Hie und da entstand um ihn her durch ein fürwitziges Mäuschen oder eine verwunderte Eidechse, ein raschelndes Geräusch; er selber blieb reglos, fast atemlos, wie die heiße, glühende Mittagsluft, die draußen über der blumigen Wiese und dem verlassenen Hanfstück zitterte, schwanger von süßen aufregenden Düften.

In diesem Meer von süßem Duft, aus tausend würzigen Gerüchen gemischt, wiegten sich, wie von der Wiese aufgeflatterte Blumen, hunderte von bunten Faltern, sich fliehend und haschend, in neckischem Liebesspiel.

Und ein ähnliches Spiel begannen Pauline und Markus.

Zu ihrem Haupte aber, wo die wilden Rosen auf sie niederhingen, und um sie her, im schwellenden blühenden Thymian, führten ihnen tausende von smaragdenen Käfern und goldblitzenden Fliegen ein Konzert auf, eine summende, süße Musik, leise, unbestimmte Töne, die mit den Wohlgerüchen der Luft zu einer einzigen Empfindung zusammenschmolzen.

*

Am Morgen hatte der Bastian seinen Weg und sein Ziel gewußt, jetzt aber am Nachmittag, als er sich, gleich einem aufgescheuchten Wild, von neuem durch den Wald schlug, schien er wie in der Irre zu wandeln, wie einer, der nicht weiß wo aus und ein. Stundenlang kämpfte er wieder gegen Dornicht und Gestrüpp.

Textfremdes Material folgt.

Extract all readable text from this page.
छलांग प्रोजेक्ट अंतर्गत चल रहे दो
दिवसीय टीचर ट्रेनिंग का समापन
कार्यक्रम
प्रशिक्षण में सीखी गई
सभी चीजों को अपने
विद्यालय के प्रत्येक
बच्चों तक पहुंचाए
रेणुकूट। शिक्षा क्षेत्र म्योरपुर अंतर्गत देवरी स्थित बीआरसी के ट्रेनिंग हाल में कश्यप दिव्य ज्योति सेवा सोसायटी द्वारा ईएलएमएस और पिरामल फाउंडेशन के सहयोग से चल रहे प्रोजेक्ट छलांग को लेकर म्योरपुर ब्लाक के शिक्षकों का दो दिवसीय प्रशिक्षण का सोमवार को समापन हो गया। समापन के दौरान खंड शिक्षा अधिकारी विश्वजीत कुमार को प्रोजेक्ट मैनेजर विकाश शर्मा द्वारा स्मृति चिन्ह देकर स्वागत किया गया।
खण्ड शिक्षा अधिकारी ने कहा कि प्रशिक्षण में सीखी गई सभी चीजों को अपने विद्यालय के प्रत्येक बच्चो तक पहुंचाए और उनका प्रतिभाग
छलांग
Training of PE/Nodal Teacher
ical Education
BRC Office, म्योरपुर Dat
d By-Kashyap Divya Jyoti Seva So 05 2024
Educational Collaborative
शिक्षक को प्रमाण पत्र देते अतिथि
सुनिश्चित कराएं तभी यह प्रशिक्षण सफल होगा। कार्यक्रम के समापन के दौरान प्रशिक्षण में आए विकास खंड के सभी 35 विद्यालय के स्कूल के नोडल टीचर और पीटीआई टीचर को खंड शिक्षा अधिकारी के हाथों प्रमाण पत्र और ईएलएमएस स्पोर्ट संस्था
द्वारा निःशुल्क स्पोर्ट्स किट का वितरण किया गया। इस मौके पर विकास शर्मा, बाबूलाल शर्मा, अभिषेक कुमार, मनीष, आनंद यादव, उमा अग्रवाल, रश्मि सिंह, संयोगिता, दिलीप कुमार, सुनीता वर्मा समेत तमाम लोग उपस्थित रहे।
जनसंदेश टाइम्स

Aber er fand den Weg nicht, der aus dem Wald über die Rotecker Höhe nach Witscht hinunterführte. Er kam vielmehr weit rechts ab und gelangte auf den Moorgrund des Linsenbruchs hinaus.

Einem Menschen, der um drei Uhr morgens aufgestanden und um die vierte Stunde des Nachmittags noch nüchtern war, mochte es allmählich vor den Augen flimmern, er schien nicht mehr recht zu wissen, wo er war, nicht mehr recht zu sehen, wo er ging. Er betrat jetzt das Moor, dessen Gefährlichkeit er doch kennen mußte.

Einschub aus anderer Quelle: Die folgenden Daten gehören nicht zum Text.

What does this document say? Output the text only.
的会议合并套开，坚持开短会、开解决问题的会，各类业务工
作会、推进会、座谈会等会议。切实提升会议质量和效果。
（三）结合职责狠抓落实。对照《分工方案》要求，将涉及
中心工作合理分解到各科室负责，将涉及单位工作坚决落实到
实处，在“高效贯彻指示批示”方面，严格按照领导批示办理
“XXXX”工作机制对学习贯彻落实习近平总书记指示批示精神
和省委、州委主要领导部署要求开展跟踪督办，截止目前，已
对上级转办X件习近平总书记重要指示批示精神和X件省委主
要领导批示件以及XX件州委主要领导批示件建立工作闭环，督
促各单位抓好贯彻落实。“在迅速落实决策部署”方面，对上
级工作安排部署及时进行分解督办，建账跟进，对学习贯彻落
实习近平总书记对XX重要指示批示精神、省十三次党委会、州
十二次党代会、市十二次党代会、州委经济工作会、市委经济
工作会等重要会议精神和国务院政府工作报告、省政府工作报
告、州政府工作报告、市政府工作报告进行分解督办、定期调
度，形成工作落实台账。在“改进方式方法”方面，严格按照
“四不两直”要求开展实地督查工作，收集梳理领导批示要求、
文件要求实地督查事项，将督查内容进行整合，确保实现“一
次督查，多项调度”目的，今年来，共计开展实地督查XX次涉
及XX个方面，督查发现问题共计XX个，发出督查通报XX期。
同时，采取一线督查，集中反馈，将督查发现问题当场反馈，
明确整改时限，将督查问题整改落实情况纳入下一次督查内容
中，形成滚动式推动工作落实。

Und er schien erst gar nicht zu merken, daß er bis über die Knöchel einsank. Er wurde seine Dummheit erst gewahr, als er nicht mehr von der Stelle kam. Nun wollte er sich herausarbeiten, aber es war zu spät, all sein Bemühen hatte nur die Folge, daß er immer tiefer in den schwarzen Morast eintauchte. Es war fast, wie wenn unsichtbare unheimliche Geisterhände ihn gewaltsam in die Tiefe zögen.

Gegen Abend fanden ihn zwei Männer in einem jämmerlichen Zustand. Sie zogen ihn heraus und brachten ihn nach Hause, wo er im höchsten Fieber zu Bett gebracht wurde.

Schon in der Nacht begann Bastian zu phantasieren und man schickte nach dem Arzt. Er konstatierte eine Gehirnentzündung. Wochenlang lag der arme Schuster auf den Tod darnieder.

Doch nahm die Krankheit keinen tötlichen Ausgang. Mit dem Leben kam Bastian davon – doch nicht mit dem Verstand.

Er war das geworden, als was die Einleitung zu dieser Erzählung ihn geschildert hat, der Simulorum.

Einen Vorteil hatte dieser Zustand. Von seiner Liebe zur Kunst, der Kunst des Martin Seitz, konnte den Bastian jetzt keine Rücksicht auf die Welt mehr abhalten.

Pauline und Markus aber haben sich noch während Bastians Krankheit geheiratet und ihre Ehe ist mit vielen gesunden Kindern gesegnet worden.

Dem Markus machte der Bastian zeit seines Lebens ein finsteres Gesicht. In seiner Nähe wurde er stumm. Aber der Pauline bewahrte er die alte Freundschaft.

Er ging allmählich wieder, wie früher, täglich zu ihr hinüber. Er wiegte ihre Kinder und er schnitzelte ihnen, jedem einzeln, ein Muttergottesbild mit dem Jesuskinde, und war nur unglücklich, daß der Mann mit dem Simulor nicht kommen wollte. Da hätte er den Kindern der alten Freundin erst eine Freude gemacht, mit Kunstwerken von Simulor, mit Bildern, glänzend wie Gold, tönend wie Engelsharfen.